Tuesday, 19 August 2014

Critical Week: Groovy baby

One of the more anticipated films of the year is Jimi: All Is By My Side, a biopic about Jimi Hendrix written and directed by 12 Years a Slave writer John Ridley. The film actually premiered in Toronto last year (alongside 12 Years a Slave), but it was only shown to the UK press this past week. It's bold approach is bound to get an intriguing response when it opens, and not just because the then-25 Hendrix is played by 40-year-old Andre Benjamin.

The other big-name film screened this week was A Walk Among the Tombstones, a gritty mystery thriller starring Liam Neeson an Dan Stevens (comments are embargoed for now). We also caught up with two more festival films: Mr Turner is Mike Leigh's astonishingly fresh and inventive painter biopic starring the Cannes-winner Timothy Spall, and '71 is an episodic but riveting Northern Ireland thriller that's also the latest in Jack O'Connell's full-on assault on cinema, following Starred Up and preceding Angelina Jolie's Unbroken.

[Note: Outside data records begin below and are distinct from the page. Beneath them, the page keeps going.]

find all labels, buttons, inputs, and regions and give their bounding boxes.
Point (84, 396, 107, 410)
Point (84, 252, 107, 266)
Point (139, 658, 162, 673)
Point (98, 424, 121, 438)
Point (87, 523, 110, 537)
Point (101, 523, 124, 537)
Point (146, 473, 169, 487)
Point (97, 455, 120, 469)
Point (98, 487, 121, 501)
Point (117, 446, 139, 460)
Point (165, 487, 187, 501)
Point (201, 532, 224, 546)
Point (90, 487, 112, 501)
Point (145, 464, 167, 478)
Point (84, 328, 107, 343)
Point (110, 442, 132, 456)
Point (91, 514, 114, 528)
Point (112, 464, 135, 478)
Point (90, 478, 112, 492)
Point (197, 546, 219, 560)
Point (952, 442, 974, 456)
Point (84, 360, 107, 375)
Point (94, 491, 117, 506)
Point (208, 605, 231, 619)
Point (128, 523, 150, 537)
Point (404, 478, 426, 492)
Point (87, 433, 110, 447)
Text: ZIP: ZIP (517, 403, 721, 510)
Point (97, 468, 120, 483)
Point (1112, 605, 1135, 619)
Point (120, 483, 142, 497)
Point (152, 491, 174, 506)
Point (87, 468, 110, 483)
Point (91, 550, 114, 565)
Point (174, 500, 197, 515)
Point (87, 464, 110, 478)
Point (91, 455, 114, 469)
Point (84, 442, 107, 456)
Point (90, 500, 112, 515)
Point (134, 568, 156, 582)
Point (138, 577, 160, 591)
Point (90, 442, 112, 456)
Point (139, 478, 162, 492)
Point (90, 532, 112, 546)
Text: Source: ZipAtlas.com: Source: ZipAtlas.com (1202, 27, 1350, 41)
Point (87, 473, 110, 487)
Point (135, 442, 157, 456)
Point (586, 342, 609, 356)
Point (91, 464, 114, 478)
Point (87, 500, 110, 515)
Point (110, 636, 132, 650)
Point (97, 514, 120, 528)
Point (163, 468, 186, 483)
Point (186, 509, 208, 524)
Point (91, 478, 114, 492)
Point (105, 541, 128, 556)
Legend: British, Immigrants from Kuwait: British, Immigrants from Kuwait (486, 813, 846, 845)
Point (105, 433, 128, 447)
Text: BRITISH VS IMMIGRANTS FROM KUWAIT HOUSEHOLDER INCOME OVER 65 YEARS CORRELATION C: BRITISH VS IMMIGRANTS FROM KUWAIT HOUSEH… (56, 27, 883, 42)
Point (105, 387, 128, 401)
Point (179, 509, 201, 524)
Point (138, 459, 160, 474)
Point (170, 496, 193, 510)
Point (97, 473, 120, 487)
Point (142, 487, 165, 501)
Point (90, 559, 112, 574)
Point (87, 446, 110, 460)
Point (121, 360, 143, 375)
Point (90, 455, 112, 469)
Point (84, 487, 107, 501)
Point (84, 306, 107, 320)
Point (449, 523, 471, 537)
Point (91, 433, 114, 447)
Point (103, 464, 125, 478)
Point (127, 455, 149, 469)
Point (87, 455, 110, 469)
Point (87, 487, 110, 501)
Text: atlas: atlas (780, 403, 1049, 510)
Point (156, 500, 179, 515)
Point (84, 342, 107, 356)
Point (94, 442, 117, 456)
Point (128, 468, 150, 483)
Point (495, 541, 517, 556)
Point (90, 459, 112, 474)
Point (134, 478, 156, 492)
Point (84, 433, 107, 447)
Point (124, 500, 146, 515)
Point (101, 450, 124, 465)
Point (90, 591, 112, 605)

With London's FrightFest coming this weekend, there have also been a few horror movies to watch. Life After Beth is a superb comical twist on the zombie genre starring Aubrey Plaza as a teen who doesn't know that she's come back from the dead. Allelulia is a chillingly involving take on the Lonely Hearts Killers from Belgian filmmaker Fabrice Du Welz starring Lola Duenas and Laurent Lucas. And Found is an unnerving and oddly moving hybrid between the coming-of-age and slasher horror genres. Finally, as part of the terrific Dennis Hopper photographic exhibition at the Royal Academy, we had a chance to catch one of his films on the big screen. So I of course chose his lesser-known The Last Movie (1971), a crazed collage set among a film crew shooting a Western in Peru. It's challenging and seriously worth a look for cinephiles.

This coming week we have a very late screening of Frank Miller's Sin City: A Dame to Kill For, Marion Cotillard in the Dardenne brothers' Two Days One Night, Helen Mirren in The Hundred-Foot Journey, the British football movie United We Fall and more horror in The Mirror, among other things.